The good news is that communities worldwide are learning how to defeat these dreadful projects. More and more laws and moratoriums are being passed against them, while other projects are defeated on legal grounds or by overwhelming public opposition.
In Hawaii, an industrial wind project that would have constructed ninety 42-story turbine towers across seventeen square miles of Molokai has been defeated by a determined two-year effort of the island’s residents. In the process we learned many tactics, which I’ve tried to summarize below and are further described in Saving Paradise:

1.       Show wind projects for what they are: industrial. Not environmental, not green, not renewable, and cause no reductions in greenhouse gases or fossil fuel use, no long-term jobs and few short-term ones.
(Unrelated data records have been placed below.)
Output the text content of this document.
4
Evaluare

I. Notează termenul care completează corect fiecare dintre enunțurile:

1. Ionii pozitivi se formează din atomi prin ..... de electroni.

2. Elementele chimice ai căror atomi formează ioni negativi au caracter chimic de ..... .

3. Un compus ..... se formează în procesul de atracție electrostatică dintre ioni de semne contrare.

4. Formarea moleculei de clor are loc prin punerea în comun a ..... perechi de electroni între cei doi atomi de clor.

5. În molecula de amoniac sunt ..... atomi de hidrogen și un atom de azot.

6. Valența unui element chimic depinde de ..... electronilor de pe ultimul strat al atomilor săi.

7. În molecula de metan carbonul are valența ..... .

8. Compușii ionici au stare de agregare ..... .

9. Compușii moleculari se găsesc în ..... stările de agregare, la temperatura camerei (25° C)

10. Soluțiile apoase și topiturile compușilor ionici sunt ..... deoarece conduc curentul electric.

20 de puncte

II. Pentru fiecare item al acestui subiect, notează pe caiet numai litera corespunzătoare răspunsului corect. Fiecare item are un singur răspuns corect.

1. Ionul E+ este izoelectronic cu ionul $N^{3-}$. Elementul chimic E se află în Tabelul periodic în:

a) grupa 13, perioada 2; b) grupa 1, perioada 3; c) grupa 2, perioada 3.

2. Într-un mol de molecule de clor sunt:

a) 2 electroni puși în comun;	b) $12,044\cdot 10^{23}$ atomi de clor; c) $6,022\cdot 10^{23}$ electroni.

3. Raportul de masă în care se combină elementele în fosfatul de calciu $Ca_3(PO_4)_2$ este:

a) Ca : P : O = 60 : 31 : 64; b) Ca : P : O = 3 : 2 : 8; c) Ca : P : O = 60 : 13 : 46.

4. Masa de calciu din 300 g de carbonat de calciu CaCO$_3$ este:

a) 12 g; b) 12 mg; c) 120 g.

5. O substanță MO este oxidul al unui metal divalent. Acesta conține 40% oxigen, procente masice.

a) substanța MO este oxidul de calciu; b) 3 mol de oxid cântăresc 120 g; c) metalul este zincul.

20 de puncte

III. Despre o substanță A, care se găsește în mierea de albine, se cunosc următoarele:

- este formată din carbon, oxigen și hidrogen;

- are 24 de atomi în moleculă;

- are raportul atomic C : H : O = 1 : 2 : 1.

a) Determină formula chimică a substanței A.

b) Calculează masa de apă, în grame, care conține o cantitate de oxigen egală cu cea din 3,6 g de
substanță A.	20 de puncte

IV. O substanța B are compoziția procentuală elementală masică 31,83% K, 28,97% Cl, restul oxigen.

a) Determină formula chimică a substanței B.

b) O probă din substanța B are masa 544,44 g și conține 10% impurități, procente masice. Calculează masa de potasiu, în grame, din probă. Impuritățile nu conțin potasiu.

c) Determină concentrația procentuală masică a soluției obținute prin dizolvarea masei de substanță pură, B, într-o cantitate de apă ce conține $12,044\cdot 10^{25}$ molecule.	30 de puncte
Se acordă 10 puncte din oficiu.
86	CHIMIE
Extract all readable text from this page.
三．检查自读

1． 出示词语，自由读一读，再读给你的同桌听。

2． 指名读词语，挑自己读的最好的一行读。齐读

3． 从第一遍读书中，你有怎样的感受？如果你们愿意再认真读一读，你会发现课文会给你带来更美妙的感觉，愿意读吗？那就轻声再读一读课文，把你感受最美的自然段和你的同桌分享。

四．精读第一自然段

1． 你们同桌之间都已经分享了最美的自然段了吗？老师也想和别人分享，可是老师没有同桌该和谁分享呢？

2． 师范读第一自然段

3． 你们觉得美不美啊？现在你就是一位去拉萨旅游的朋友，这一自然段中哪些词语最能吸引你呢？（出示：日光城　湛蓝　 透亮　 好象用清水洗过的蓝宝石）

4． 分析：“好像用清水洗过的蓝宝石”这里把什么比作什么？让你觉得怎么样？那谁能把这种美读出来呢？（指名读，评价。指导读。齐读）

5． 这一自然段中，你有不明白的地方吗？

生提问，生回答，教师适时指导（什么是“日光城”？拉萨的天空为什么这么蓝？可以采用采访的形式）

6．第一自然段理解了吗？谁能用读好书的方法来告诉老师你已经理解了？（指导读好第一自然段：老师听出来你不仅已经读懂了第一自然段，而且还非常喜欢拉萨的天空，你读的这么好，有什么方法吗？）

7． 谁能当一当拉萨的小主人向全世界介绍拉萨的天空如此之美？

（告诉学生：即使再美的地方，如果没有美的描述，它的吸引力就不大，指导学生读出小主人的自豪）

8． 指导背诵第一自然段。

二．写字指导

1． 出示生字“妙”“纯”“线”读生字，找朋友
2.       Don’t be nice. These wind developers are your enemies: they want to destroy where you live, steal your money (property values), and are quite happy to literally drive you from your homes. They will lie, cheat, bribe, buy politicians, and do whatever else they can to win. They won’t be fair and you can’t trust them.
3.       Create a group and get your community behind you. Point out property value loss, human health issues, environmental destruction, tourism impacts, and all the other dreadful results of industrial wind. If you have a homeowners’ associations, make them aware of the danger so they can join the fight.
4.       Publicize your case. In the newspapers, TV and radio, on blogs and in nationwide petitions. Use videos and  good graphics. Go viral, worldwide. Develop a good professional website with lots of information and ways for viewers to participate. Community members should write op-eds and letters to the editor. A very powerful tool is frequent press releases that pass on news reports from National Wind WatchIndustrial Wind Action Group and other organizations about the devastating impacts of industrial wind. These press releases should be sent to all relevant media outlets and local, state and national legislators.
5.       Do mailings to everyone. In Molokai we sent two mailings to all the island’s 2,700 addresses. The first mailer described the dangers of the project and included a survey with a stamped return envelope. We had a massive response, with 97% of responses against the project, and our group gained hundreds of new members. A year later we sent a second mailer with photo mockups showing how the turbines would tower over homes and landscapes. This mailer also included a bumper sticker which many residents then put on their cars.
6.       Be visible. Put up lots of signs, both homemade and professionally done. Put up billboards if you can. Professional signs show you mean business, and are taken more seriously.
7.       Find legislators who will help you. On the state level, Republicans are often more responsive and more concerned about the environment than traditionalist Democrats who have bought the idea that wind is environmental (or who are receiving contributions from wind companies).
8.       Litigate. Find every avenue to impair or slow the wind developers. Once the Washington industrial welfare subsidies are removed, industrial wind companies will vanish overnight.
9.       Get property value loss appraisals. Average losses of 40% or more are being reported; in Molokai, one of the reasons the landowner planning the project cancelled it was they estimated a 75% property value loss on their lands near the project. Publicize the loss of assessed value at county level, and how that will reduce tax revenues. In most cases, property value loss far exceeds any revenue the county might receive from the project.
10.   Civil disobedience. Politicians and energy companies are terrified of this. Don’t be afraid to go to jail to protect the land and homes you love. On Molokai we planned if necessary to start a hunger strike on the island, and there were people ready to starve to death to protect our island. The level of your commitment is equal to the level of your success.